Essa visão do amor duradouro e fiel reflete a relação de compromisso de Deus com o ser humano, um aspecto que ressoa na vida de Davi; já que as ocorrências do nome de Davi sugerem a etimologia de dôd, que significa “amado”, e, apesar de sua vida repleta de falhas, ele se destaca como um exemplo de amor e entrega a Deus, mais forte que a morte. A relação de Davi com o Senhor é marcada por uma profunda intimidade, refletindo a natureza do amor que é tanto humano quanto divino, ao ponto de sua dinastia chegar à família de Nazaré: “Do tronco de Jessé sairá um ramo, e das suas raízes, um renovo frutificará.” Nesse contexto, entende-se o papel de Santa Maria como este ramo que traria ao mundo o verdadeiro “Amado”, o “Esposo verdadeiro” do “Cântico”, interpretado por São João da Cruz.

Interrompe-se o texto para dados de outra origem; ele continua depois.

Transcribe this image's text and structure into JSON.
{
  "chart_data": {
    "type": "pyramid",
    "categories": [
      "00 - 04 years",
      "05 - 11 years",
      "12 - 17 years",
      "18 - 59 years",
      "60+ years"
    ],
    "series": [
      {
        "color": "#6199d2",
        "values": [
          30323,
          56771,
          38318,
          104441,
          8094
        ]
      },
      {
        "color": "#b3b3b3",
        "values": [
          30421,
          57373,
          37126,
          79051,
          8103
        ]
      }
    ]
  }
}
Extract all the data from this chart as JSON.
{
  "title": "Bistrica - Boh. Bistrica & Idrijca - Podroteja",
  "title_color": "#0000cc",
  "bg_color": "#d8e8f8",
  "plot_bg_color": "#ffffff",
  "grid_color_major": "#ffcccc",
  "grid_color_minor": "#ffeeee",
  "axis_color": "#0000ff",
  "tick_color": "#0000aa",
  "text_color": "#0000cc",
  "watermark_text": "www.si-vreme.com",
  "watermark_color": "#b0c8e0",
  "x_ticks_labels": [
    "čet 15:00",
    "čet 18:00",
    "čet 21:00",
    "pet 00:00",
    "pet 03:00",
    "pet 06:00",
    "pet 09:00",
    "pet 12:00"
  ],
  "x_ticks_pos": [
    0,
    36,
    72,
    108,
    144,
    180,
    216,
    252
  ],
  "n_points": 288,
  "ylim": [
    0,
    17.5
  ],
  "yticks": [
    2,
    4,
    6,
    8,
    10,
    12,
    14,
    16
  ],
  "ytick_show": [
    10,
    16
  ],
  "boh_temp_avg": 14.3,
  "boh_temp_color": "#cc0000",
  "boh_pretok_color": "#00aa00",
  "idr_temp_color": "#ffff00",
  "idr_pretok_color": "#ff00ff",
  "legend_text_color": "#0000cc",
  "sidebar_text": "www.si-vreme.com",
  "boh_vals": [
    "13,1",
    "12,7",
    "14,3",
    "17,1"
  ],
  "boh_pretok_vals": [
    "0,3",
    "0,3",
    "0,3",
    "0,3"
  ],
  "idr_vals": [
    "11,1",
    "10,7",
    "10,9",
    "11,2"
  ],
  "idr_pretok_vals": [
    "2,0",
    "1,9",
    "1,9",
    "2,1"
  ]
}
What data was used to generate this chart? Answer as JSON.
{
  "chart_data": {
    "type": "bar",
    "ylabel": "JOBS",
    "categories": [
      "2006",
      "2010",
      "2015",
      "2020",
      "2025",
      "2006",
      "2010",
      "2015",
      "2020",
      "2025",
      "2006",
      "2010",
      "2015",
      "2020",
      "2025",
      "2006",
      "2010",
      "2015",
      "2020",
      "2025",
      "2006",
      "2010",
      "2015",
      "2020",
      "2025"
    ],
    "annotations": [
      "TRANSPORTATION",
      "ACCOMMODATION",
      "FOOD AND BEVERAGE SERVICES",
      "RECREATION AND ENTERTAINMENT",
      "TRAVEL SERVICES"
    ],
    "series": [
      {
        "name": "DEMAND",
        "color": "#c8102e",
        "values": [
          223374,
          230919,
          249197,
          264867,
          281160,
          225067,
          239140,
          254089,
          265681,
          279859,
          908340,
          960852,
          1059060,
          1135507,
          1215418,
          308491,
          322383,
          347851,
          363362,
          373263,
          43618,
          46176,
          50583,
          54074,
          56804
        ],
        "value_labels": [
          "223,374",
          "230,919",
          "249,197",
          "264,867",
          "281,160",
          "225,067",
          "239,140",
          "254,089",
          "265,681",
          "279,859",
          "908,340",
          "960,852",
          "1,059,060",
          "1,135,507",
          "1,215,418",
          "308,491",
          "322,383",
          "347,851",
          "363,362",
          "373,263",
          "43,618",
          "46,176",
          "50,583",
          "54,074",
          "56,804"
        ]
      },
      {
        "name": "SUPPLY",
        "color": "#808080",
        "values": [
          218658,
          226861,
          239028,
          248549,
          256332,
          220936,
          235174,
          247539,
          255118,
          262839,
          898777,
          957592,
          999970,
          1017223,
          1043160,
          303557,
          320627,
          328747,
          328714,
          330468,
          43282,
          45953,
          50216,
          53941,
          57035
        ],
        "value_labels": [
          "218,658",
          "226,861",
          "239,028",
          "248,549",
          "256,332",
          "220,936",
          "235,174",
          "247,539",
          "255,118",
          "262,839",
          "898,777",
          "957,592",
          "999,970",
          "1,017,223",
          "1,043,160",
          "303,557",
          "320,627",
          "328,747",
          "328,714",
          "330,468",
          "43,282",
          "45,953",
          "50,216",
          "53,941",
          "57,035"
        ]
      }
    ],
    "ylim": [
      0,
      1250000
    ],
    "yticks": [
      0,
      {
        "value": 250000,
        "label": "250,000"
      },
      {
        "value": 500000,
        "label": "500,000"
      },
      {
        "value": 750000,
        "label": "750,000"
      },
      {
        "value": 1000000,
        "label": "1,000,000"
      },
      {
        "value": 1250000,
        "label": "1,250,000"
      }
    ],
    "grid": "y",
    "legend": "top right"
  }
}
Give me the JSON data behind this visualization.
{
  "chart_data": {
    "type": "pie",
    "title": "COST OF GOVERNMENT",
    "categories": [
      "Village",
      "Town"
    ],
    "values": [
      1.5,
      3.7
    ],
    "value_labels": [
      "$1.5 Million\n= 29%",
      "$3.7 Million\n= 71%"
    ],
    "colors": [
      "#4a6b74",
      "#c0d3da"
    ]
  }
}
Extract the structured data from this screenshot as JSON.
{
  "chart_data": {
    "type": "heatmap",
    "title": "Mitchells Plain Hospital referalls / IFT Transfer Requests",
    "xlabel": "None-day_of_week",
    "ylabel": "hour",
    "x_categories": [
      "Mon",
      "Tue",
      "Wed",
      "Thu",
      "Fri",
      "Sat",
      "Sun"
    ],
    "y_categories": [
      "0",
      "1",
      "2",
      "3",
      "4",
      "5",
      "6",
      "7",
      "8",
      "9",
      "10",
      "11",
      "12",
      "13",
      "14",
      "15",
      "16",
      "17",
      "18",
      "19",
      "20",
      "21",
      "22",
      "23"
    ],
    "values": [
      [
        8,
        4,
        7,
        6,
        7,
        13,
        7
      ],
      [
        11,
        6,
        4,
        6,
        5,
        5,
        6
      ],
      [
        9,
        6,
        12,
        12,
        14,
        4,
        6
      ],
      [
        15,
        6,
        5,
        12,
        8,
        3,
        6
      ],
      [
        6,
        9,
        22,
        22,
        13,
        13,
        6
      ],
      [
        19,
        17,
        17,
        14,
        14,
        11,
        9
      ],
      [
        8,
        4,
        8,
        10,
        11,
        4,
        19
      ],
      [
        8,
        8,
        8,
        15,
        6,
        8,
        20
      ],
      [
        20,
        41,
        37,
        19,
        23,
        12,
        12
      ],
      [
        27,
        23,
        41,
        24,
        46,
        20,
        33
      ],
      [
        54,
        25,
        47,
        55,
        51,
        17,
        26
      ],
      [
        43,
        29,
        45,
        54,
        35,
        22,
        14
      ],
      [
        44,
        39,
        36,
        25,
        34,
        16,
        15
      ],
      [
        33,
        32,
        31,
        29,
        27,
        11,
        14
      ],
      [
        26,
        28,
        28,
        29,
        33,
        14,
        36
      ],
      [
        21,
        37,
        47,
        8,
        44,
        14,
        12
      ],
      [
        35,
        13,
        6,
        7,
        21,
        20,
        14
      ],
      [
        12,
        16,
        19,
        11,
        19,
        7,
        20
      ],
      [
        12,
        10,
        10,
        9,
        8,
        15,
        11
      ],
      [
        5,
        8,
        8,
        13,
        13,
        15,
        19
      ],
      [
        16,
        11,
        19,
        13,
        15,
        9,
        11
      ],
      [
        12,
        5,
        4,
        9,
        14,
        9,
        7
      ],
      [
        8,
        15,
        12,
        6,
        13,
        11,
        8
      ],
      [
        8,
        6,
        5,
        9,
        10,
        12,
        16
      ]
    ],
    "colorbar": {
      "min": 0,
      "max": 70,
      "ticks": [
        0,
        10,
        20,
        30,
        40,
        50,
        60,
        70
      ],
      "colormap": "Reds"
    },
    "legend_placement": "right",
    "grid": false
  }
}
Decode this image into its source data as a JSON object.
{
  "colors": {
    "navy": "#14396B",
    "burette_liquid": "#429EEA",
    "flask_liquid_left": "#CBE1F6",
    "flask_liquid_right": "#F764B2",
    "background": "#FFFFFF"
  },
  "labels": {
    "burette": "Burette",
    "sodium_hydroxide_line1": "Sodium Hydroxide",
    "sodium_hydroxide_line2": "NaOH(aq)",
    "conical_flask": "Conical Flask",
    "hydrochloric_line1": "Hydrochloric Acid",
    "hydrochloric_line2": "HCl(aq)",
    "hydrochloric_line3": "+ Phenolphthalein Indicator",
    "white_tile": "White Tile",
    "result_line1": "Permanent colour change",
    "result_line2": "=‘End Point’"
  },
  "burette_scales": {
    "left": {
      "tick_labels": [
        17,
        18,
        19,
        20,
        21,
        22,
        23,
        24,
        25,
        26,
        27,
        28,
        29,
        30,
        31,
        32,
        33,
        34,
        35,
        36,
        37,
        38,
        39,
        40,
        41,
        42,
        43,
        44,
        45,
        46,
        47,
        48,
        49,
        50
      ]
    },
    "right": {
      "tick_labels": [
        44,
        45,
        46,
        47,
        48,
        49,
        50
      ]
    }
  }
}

Ela é o renovo do tronco de Jessé, através do qual Deus cumpre sua promessa de um Messias. Em Nossa Senhora, o amor duradouro e fiel de Deus por seu povo, simbolizado em Davi, manifesta-se plenamente, tornando-a a porta do amor divino encarnado, amor mais forte que a morte e estendido do povo regido por Davi para a humanidade regida por Cristo, o Amado.
Esses conceitos de amor no hebraico bíblico revelam, dentro da Teologia do Corpo, que o amor humano e conjugal é chamado a espelhar a fidelidade e o zelo de Deus pelo seu povo ( Davi) e pela humanidade (Cristo). Assim como Santo Irineu de Lyon, ao responder aos gnósticos – defensores da ideia do espírito superior e oposto ao corpo – argumenta que Deus é misericordioso, pois, mesmo na desobediência dos homens, Ele estabeleceu com a humanidade várias profecias e as revelou quando o Verbo de Deus (o Amado Esposo) se fez carne (Jo 1,14). Essas revelações visam, sobretudo, trazer os gentios para a herança do mesmo corpo e da promessa em Cristo (Ef 3:6) e proclamar que esta carne “mortal será revestida de imortalidade” (1 Cor 15:54). Em outras palavras, pode-se afirmar o amor “אַהֲבָה” (ahavah) do Amado דוד (dôd) e seu casamento místico com a alma, conforme prefigurado no Cântico. Dessa forma, o Cântico de Salomão não se restringe a uma poesia romântica, mas atua como um ícone do amor divino pelos homens, a tal ponto que o Esposo Amado prometido já estava sendo preparado na genealogia do amado Davi.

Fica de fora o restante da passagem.